1. Set up VPC and subnets

Configure an isolated network environment to ensure secure communication between CDC pipeline components. Create VPC and subnets to protect against external access while enabling seamless internal communication.

  1. Navigate to KakaoCloud Console > Beyond Networking Service > VPC.

  2. Click the [Create VPC] button to create a new VPC.

    VPC: tutorial-cdc-vpc
    CategoryItemValue
    VPC infoVPC nametutorial-cdc-vpc
    VPC IP CIDR block10.0.0.0/16
    Availability zoneNumber of availability zones2
    First AZkr-central-2-a
    Second AZkr-central-2-b
    Subnet setupPublic subnets per AZ1
    Private subnets per AZ0
    Public subnet IPv4 CIDR block (kr-central-2-a)10.0.0.0/20
    Public subnet IPv4 CIDR block (kr-central-2-b)10.0.16.0/20
  3. Click the [Create] button at the bottom.

2. Configure security groups

Configure network access policies to ensure secure communication within the CDC pipeline. Allow internal communication between MySQL, Advanced Managed Kafka, and Hadoop Eco components, while restricting external access to specific IPs for management purposes.

  1. Navigate to KakaoCloud Console > Beyond Networking Service > VPC > Security Groups.

  2. Click [Create security group] to create a new security group.

  3. Configure the security group as follows:

    ItemValue
    Nametutorial-cdc-sg
    DescriptionCDC Pipeline security policy
  4. Configure inbound rules to allow access from your Public IP.

    Check my public IP

    Click the button below to check your current public IP.

    ItemValueNote
    ProtocolALLAllow all protocols
    Source{Your Public IP}/32
    PortALL
    Policy description (optional)Allow Access from User Public IP
  5. After creating the security group, click Manage inbound rules and configure the following rule:

    ItemValueNote
    ProtocolALLAllow all protocols
    Source@tutorial-cdc-sgAllow internal communication within the same security group
    PortALL
    Policy description (optional)Internal SG Access

3. Create MySQL instance group

Set up the source database for the CDC pipeline.
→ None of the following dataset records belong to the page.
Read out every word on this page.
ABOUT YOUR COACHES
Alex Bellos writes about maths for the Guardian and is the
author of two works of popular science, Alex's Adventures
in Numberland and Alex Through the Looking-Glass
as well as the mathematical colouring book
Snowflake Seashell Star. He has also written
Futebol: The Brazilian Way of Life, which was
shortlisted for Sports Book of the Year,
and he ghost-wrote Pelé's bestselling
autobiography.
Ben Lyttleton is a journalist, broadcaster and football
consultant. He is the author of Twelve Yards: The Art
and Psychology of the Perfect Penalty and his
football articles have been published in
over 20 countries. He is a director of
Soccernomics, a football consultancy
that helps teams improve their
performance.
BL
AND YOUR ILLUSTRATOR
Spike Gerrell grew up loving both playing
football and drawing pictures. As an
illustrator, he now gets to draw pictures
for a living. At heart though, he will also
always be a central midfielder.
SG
Create tables to manage user information and configure MySQL to allow Debezium to detect changes (INSERT, UPDATE, DELETE).

  1. Navigate to KakaoCloud Console > Data Store > MySQL > Instance Group.

  2. Click [Create instance group] and configure as follows:

    ItemValue
    Instance group nametutorial-cdc-mysql
    Instance availabilitySingle
    MySQL usernameadmin
    MySQL passwordadmin123
    VPCtutorial-cdc-vpc
    Subnetmain
    Auto backup optionEnabled

4. Set up VM for Debezium Connector

Create a VM instance to run the Debezium Connector, which detects MySQL data changes and sends them to Kafka.

Key pair setup

  1. Navigate to KakaoCloud Console > Beyond Compute Service > Virtual Machine > 키 페어.

  2. Click Create key pair:

    • Name: tutorial-cdc-keypair
warning

The generated key pair (.pem file) can only be downloaded once. Store it securely. Lost keys cannot be recovered and require re-issuance.

Create VM instance

  1. Navigate to KakaoCloud Console > Beyond Compute Service > Virtual Machine > Instance.

  2. Click [Create instance] and configure as follows:

    CategoryItemValueNote
    Basic infoNametutorial-cdc-vm
    ImageOSUbuntu 22.04
    Instance typet1i.small
    VolumeRoot volume30 GBSSD
    Key pairtutorial-cdc-keypair
    NetworkVPCtutorial-cdc-vpc
    Security grouptutorial-cdc-sg
    Subnetmain

5. Create Advanced Managed Kafka cluster

Configure an Advanced Managed Kafka cluster to stream and deliver data changes captured by CDC to other systems in real-time.

  1. Navigate to KakaoCloud Console > Analytics > Advanced Managed Kafka > Cluster.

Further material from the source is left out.